Für Marketing Manager bedeutet das: Feed-Optimierung bleibt wichtig, aber sie reicht nicht mehr aus. Produktattribute müssen semantisch eindeutig sein. Kategorien dürfen nicht nur verkaufsorientiert, sondern erklärend strukturiert sein.

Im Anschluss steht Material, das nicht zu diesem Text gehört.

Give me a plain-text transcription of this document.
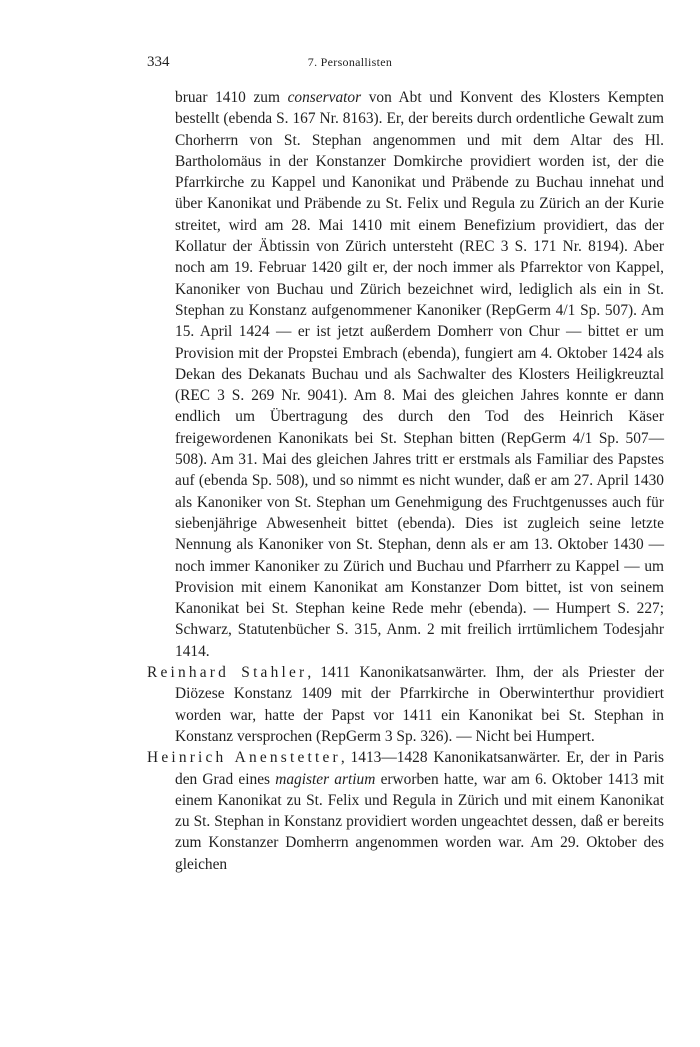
334	7. Personallisten

bruar 1410 zum conservator von Abt und Konvent des Klosters Kempten bestellt (ebenda S. 167 Nr. 8163). Er, der bereits durch ordentliche Gewalt zum Chorherrn von St. Stephan angenommen und mit dem Altar des Hl. Bartholomäus in der Konstanzer Domkirche providiert worden ist, der die Pfarrkirche zu Kappel und Kanonikat und Präbende zu Buchau innehat und über Kanonikat und Präbende zu St. Felix und Regula zu Zürich an der Kurie streitet, wird am 28. Mai 1410 mit einem Benefizium providiert, das der Kollatur der Äbtissin von Zürich untersteht (REC 3 S. 171 Nr. 8194). Aber noch am 19. Februar 1420 gilt er, der noch immer als Pfarrektor von Kappel, Kanoniker von Buchau und Zürich bezeichnet wird, lediglich als ein in St. Stephan zu Konstanz aufgenommener Kanoniker (RepGerm 4/1 Sp. 507). Am 15. April 1424 — er ist jetzt außerdem Domherr von Chur — bittet er um Provision mit der Propstei Embrach (ebenda), fungiert am 4. Oktober 1424 als Dekan des Dekanats Buchau und als Sachwalter des Klosters Heiligkreuztal (REC 3 S. 269 Nr. 9041). Am 8. Mai des gleichen Jahres konnte er dann endlich um Übertragung des durch den Tod des Heinrich Käser freigewordenen Kanonikats bei St. Stephan bitten (RepGerm 4/1 Sp. 507—508). Am 31. Mai des gleichen Jahres tritt er erstmals als Familiar des Papstes auf (ebenda Sp. 508), und so nimmt es nicht wunder, daß er am 27. April 1430 als Kanoniker von St. Stephan um Genehmigung des Fruchtgenusses auch für siebenjährige Abwesenheit bittet (ebenda). Dies ist zugleich seine letzte Nennung als Kanoniker von St. Stephan, denn als er am 13. Oktober 1430 — noch immer Kanoniker zu Zürich und Buchau und Pfarrherr zu Kappel — um Provision mit einem Kanonikat am Konstanzer Dom bittet, ist von seinem Kanonikat bei St. Stephan keine Rede mehr (ebenda). — Humpert S. 227; Schwarz, Statutenbücher S. 315, Anm. 2 mit freilich irrtümlichem Todesjahr 1414.

Reinhard Stahler, 1411 Kanonikatsanwärter. Ihm, der als Priester der Diözese Konstanz 1409 mit der Pfarrkirche in Oberwinterthur providiert worden war, hatte der Papst vor 1411 ein Kanonikat bei St. Stephan in Konstanz versprochen (RepGerm 3 Sp. 326). — Nicht bei Humpert.

Heinrich Anenstetter, 1413—1428 Kanonikatsanwärter. Er, der in Paris den Grad eines magister artium erworben hatte, war am 6. Oktober 1413 mit einem Kanonikat zu St. Felix und Regula in Zürich und mit einem Kanonikat zu St. Stephan in Konstanz providiert worden ungeachtet dessen, daß er bereits zum Konstanzer Domherrn angenommen worden war. Am 29. Oktober des gleichen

Welche Daten KI-Systeme bevorzugen
Unsere Analysen mit Search Console, Bing Webmaster Tools und Crawl-Daten zeigen:
KI-Systeme greifen bevorzugt auf Inhalte zurück, die:
- klare Entitäten definieren
- strukturierte Produktdaten enthalten
- erklärende Inhalte ergänzen
- konsistente interne Verlinkung besitzen
Besonders im Beauty- und Influencer-getriebenen Commerce sehen wir, dass kombinierte Inhalte (Produkt + Ratgeber + Vergleich) häufiger referenziert werden.
Warum Agenturen jetzt reagieren müssen
Viele Performance-Agenturen fokussieren sich auf Google Ads, PPC, CPO-Optimierung. Das bleibt relevant. Doch AI Shopping verschiebt die erste Informationsphase. Wer in ChatGPT nicht vorkommt, verliert Sichtbarkeit vor dem Klick.
Als Hamburger Agentur mit starkem SEA-Background kombinieren wir Google Shopping, Merchant Center, Feed-Optimierung und LLM-Strukturarbeit. AI Shopping ist keine Spielerei – es ist eine Erweiterung der bestehenden Performance-Architektur.
Fazit
AI Shopping ist kein Ersatz für Google Ads. Es ist ein zusätzlicher Sichtbarkeitslayer. Wer heute sauber strukturiert, sichert sich morgen Erwähnungen.